Leaving Coonabarabran in the morning, I headed west into the Warrumbungle National Park. This is a mountain range formed as the remnants of an ancient extinct volcano – with the hard igneous rock jutting out sharply in strange eroded patterns.
The first feature of this area is the Siding Spring Observatory, home to over a dozen large telescopes including Australia’s biggest optical-spectrum telescope, clocking in at 3.9m lens diametre.
Further in to the park, I pulled off the road and did a 12km hike up into the range to see the more spectacular formations. It was hard going at times, with a total elevation change of just over 500m! The low areas still bore the scars of devastating bushfires 18 months ago, and a lot of the facilities and trails in the area are still closed.
From the top of the walk, there was an amazing 360 degree panorama over the entire park. The first feature is called the breadknife, and is only a few metres wide yet easily 100 metres tall.
I encountered another bloody snake on the way back down – this time a red-bellied black snake. Very poisonous, but fortunately unlike brown snakes they’re not at all aggressive, and will almost always slither away.
Back on the road, I was passing through the lush farm land of New South Wales’ central west.
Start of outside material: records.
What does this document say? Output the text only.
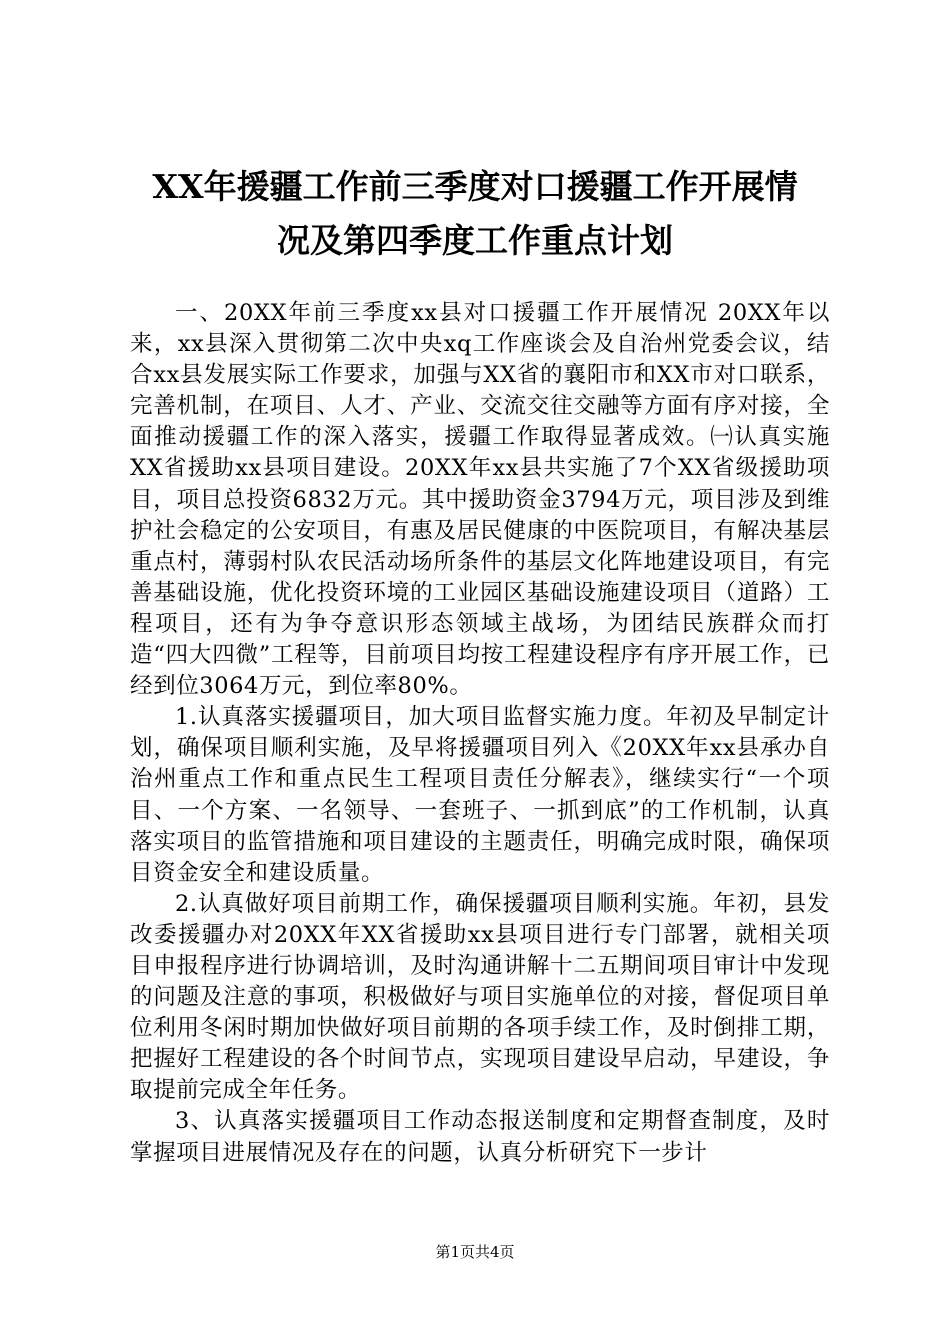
XX年援疆工作前三季度对口援疆工作开展情
况及第四季度工作重点计划

一、20XX年前三季度xx县对口援疆工作开展情况 20XX年以来，xx县深入贯彻第二次中央xq工作座谈会及自治州党委会议，结合xx县发展实际工作要求，加强与XX省的襄阳市和XX市对口联系，完善机制，在项目、人才、产业、交流交往交融等方面有序对接，全面推动援疆工作的深入落实，援疆工作取得显著成效。㈠认真实施XX省援助xx县项目建设。20XX年xx县共实施了7个XX省级援助项目，项目总投资6832万元。其中援助资金3794万元，项目涉及到维护社会稳定的公安项目，有惠及居民健康的中医院项目，有解决基层重点村，薄弱村队农民活动场所条件的基层文化阵地建设项目，有完善基础设施，优化投资环境的工业园区基础设施建设项目（道路）工程项目，还有为争夺意识形态领域主战场，为团结民族群众而打造“四大四微”工程等，目前项目均按工程建设程序有序开展工作，已经到位3064万元，到位率80%。

1.认真落实援疆项目，加大项目监督实施力度。年初及早制定计划，确保项目顺利实施，及早将援疆项目列入《20XX年xx县承办自治州重点工作和重点民生工程项目责任分解表》，继续实行“一个项目、一个方案、一名领导、一套班子、一抓到底”的工作机制，认真落实项目的监管措施和项目建设的主题责任，明确完成时限，确保项目资金安全和建设质量。

2.认真做好项目前期工作，确保援疆项目顺利实施。年初，县发改委援疆办对20XX年XX省援助xx县项目进行专门部署，就相关项目申报程序进行协调培训，及时沟通讲解十二五期间项目审计中发现的问题及注意的事项，积极做好与项目实施单位的对接，督促项目单位利用冬闲时期加快做好项目前期的各项手续工作，及时倒排工期，把握好工程建设的各个时间节点，实现项目建设早启动，早建设，争取提前完成全年任务。

3、认真落实援疆项目工作动态报送制度和定期督查制度，及时掌握项目进展情况及存在的问题，认真分析研究下一步计

第1页共4页
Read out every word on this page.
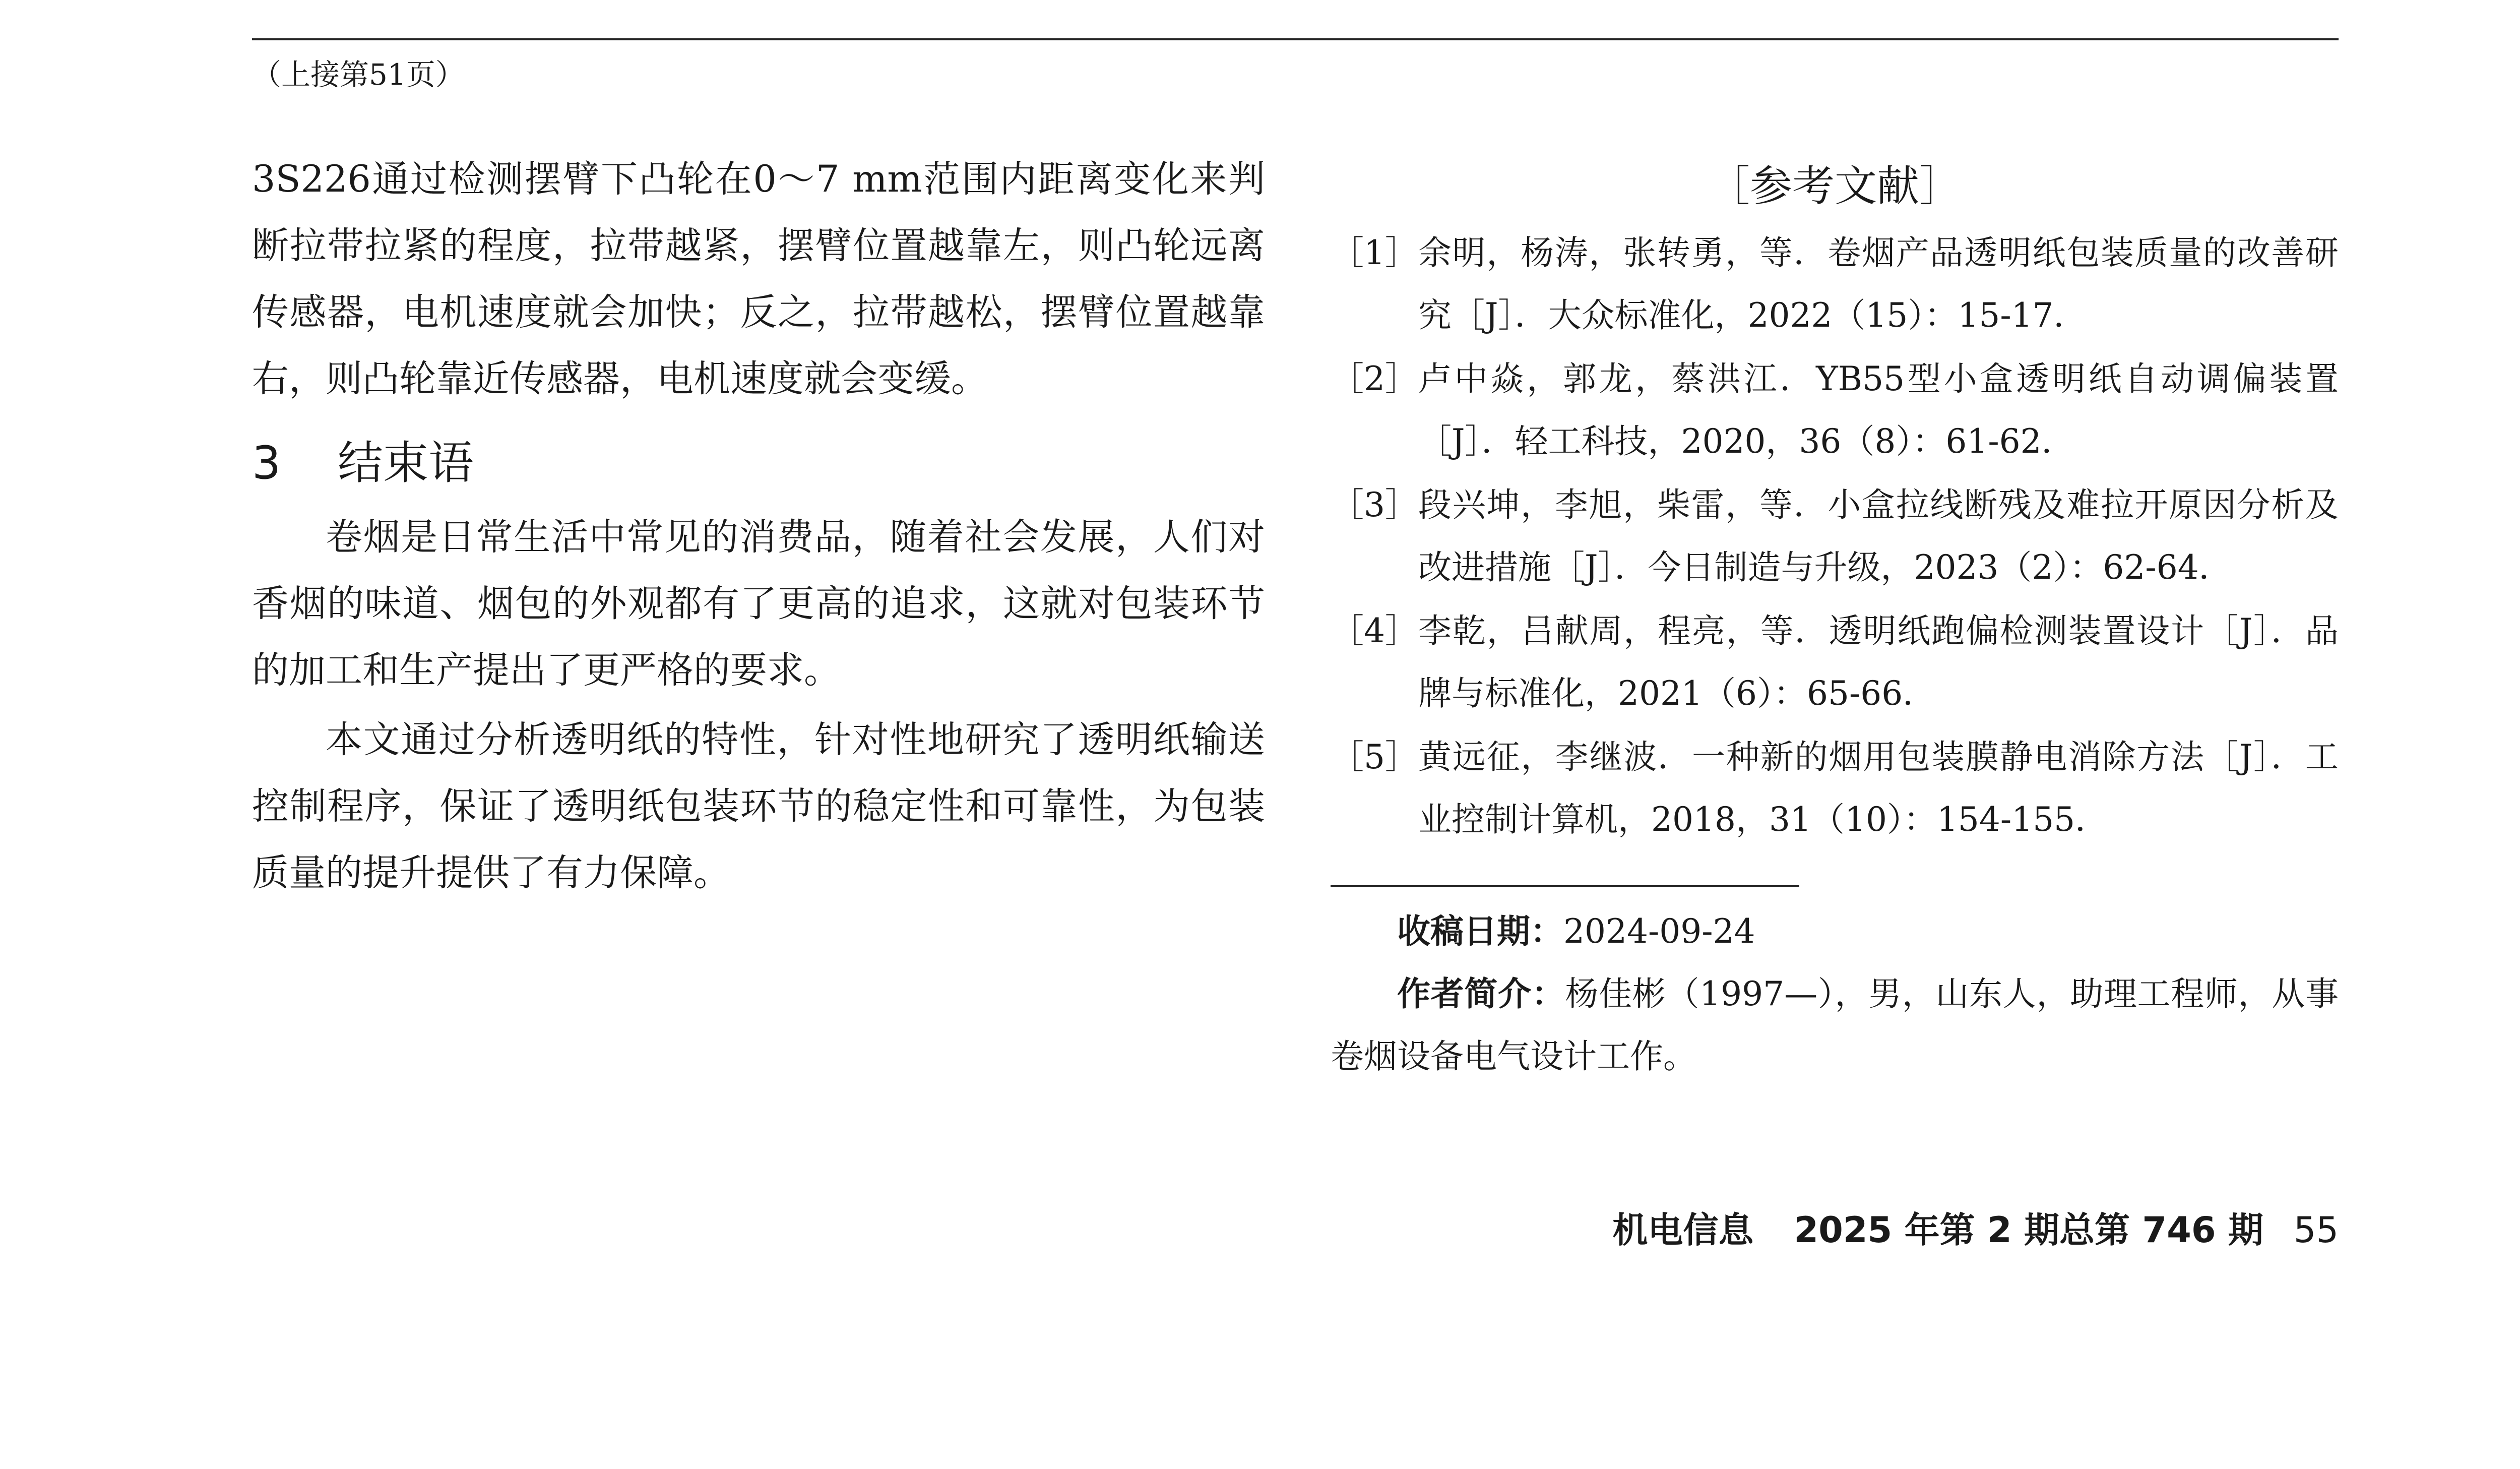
（上接第51页）

3S226通过检测摆臂下凸轮在0～7 mm范围内距离变化来判断拉带拉紧的程度，拉带越紧，摆臂位置越靠左，则凸轮远离传感器，电机速度就会加快；反之，拉带越松，摆臂位置越靠右，则凸轮靠近传感器，电机速度就会变缓。

3 结束语

卷烟是日常生活中常见的消费品，随着社会发展，人们对香烟的味道、烟包的外观都有了更高的追求，这就对包装环节的加工和生产提出了更严格的要求。

本文通过分析透明纸的特性，针对性地研究了透明纸输送控制程序，保证了透明纸包装环节的稳定性和可靠性，为包装质量的提升提供了有力保障。

［参考文献］
［1］ 余明，杨涛，张转勇，等．卷烟产品透明纸包装质量的改善研究［J］．大众标准化，2022（15）：15-17．
［2］ 卢中焱，郭龙，蔡洪江．YB55型小盒透明纸自动调偏装置［J］．轻工科技，2020，36（8）：61-62．
［3］ 段兴坤，李旭，柴雷，等．小盒拉线断残及难拉开原因分析及改进措施［J］．今日制造与升级，2023（2）：62-64．
［4］ 李乾，吕献周，程亮，等．透明纸跑偏检测装置设计［J］．品牌与标准化，2021（6）：65-66．
［5］ 黄远征，李继波．一种新的烟用包装膜静电消除方法［J］．工业控制计算机，2018，31（10）：154-155．
收稿日期：2024-09-24
作者简介：杨佳彬（1997—），男，山东人，助理工程师，从事卷烟设备电气设计工作。
机电信息 2025 年第 2 期总第 746 期 55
Rolling through many towns including the major centre of Dubbo, I arrived at my aim just on dusk – the Parkes radio telescope, known as “the dish”. This site was made famous during the moon landings, as the site to actually receive and re-broadcast the astronauts’ transmission.
I found a room for the night in Parkes, a town strangely obsessed with Elvis – they have an annual Elvis festival and gathering of impersonators every year.